In the current housing situation, the rules of the game dictate that today’s winners will be tomorrow’s losers. We live in a society where there is a very predictable progression of suburban development. New suburbs will become old suburbs, which start deteriorating. When some people see minorities and poor people moving into their neighborhoods, they start to consider moving out. They are making a sensible choice, given the existing structure of how neighborhoods develop, because they understand what happens to property values.

This pattern of rapid laissez-faire housing development can facilitate segregation and the concentration of poverty and limit poor people’s access to opportunity.

So how should this growth dynamic effect affordable housing programs?  (The following is my analysis and not necessarily Professor Jargowsky’s).

First, it would be mistake to permit subsidized housing to contribute to the over saturation of low income housing in the older ring suburbs that are undergoing this increase in poverty population already.  To do so would contribute to the social and economic tipping of these neighborhoods from desirable to undesirable neighborhoods through an over concentration of poverty.
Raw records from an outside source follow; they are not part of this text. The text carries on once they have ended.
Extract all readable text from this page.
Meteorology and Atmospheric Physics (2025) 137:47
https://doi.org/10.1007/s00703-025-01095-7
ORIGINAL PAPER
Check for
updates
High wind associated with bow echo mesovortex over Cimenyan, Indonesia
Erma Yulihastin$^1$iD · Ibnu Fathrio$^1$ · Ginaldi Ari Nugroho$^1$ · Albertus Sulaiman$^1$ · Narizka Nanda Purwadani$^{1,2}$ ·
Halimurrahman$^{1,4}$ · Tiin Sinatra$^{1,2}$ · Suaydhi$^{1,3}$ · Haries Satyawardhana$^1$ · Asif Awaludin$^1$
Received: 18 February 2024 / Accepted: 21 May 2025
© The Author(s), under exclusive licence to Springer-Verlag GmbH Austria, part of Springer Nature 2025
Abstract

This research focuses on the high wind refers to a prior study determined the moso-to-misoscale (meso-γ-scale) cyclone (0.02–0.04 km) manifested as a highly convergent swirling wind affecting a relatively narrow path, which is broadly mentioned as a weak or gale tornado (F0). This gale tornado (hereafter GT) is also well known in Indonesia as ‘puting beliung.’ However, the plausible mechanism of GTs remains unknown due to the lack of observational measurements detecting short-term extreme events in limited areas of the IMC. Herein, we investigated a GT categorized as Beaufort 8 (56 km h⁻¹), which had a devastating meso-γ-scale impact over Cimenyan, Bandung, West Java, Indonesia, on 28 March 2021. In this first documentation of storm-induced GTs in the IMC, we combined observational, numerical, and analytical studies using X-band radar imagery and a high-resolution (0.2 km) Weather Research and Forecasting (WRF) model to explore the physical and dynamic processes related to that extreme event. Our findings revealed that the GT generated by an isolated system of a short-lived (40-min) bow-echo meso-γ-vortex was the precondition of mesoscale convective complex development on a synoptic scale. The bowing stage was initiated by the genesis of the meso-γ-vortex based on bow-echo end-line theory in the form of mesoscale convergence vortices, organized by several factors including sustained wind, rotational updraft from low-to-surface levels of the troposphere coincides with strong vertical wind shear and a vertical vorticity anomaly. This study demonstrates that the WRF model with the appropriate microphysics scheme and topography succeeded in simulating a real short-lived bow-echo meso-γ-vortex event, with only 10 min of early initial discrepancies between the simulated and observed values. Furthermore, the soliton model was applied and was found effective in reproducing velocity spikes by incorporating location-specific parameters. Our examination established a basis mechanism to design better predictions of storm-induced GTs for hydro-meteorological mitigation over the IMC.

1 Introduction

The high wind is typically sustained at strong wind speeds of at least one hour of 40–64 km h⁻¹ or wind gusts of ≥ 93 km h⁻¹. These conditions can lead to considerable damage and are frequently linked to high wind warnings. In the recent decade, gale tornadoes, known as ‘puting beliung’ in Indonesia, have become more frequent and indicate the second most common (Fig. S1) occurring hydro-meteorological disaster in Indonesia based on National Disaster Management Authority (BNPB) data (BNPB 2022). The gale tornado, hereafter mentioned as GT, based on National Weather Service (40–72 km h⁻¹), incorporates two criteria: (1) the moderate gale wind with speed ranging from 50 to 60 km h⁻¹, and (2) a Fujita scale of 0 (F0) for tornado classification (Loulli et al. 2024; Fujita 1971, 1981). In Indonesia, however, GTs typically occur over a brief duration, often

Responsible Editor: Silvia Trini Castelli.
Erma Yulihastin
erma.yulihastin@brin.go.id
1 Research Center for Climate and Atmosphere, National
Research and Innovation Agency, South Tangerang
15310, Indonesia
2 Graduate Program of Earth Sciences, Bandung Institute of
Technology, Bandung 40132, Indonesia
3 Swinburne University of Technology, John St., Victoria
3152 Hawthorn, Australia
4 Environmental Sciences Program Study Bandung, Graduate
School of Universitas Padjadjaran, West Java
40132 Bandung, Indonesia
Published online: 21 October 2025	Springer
Second, the real target locations for new subsidized housing should be the new “high opportunity” outer-ring suburbs.  Jargowsky notes that “spatial access to opportunity is the great emerging social challenge of the 21st Century.”

Third, the Texas Legislature needs to craft some sort of regional affordable housing fair share plan so that affordable housing is fairly distributed across all communities.  I discussed this in a blog entry last month.

5 Comments

  1. I’m delighted that you are finding the Urban Poverty web site useful. Unfortunately, it is down temporarily. The server was compromised by hackers. We will try to get it up again shortly.

  2. The older ring suburbs will be gentrified and tied to the gentrification of the inner city. (Happening already in every major city).

    The ‘newer’ outer ring suburbs will become the new slums. There will be no ‘opportunity’ there as transportation for the poor will become increasingly difficult. Without transportation (typically lacking in newer suburbs) the poor will be stranded, cut off from the nexus of jobs and transit.

  3. The “outer suburbs” are currently very safe, clean, nice areas to live….. and you think it’s a good idea to bring in people that will help turn these nice areas into the ghetto? I had to “MOVE” out of my home I have lived in for nearly 30 years because several low-income housing units came in around me in the 75287 zip code. Crime went “way up.” Drug dealers around… gun shots… muggings…. I no longer felt safe and felt that my nice neighborhood was turning ghetto. I think it’s absurd that you think it’s a good idea to also spoil the new, safe, suburbs. Sorry if this sounds harsh, but I suppose you haven’t been in my shoes.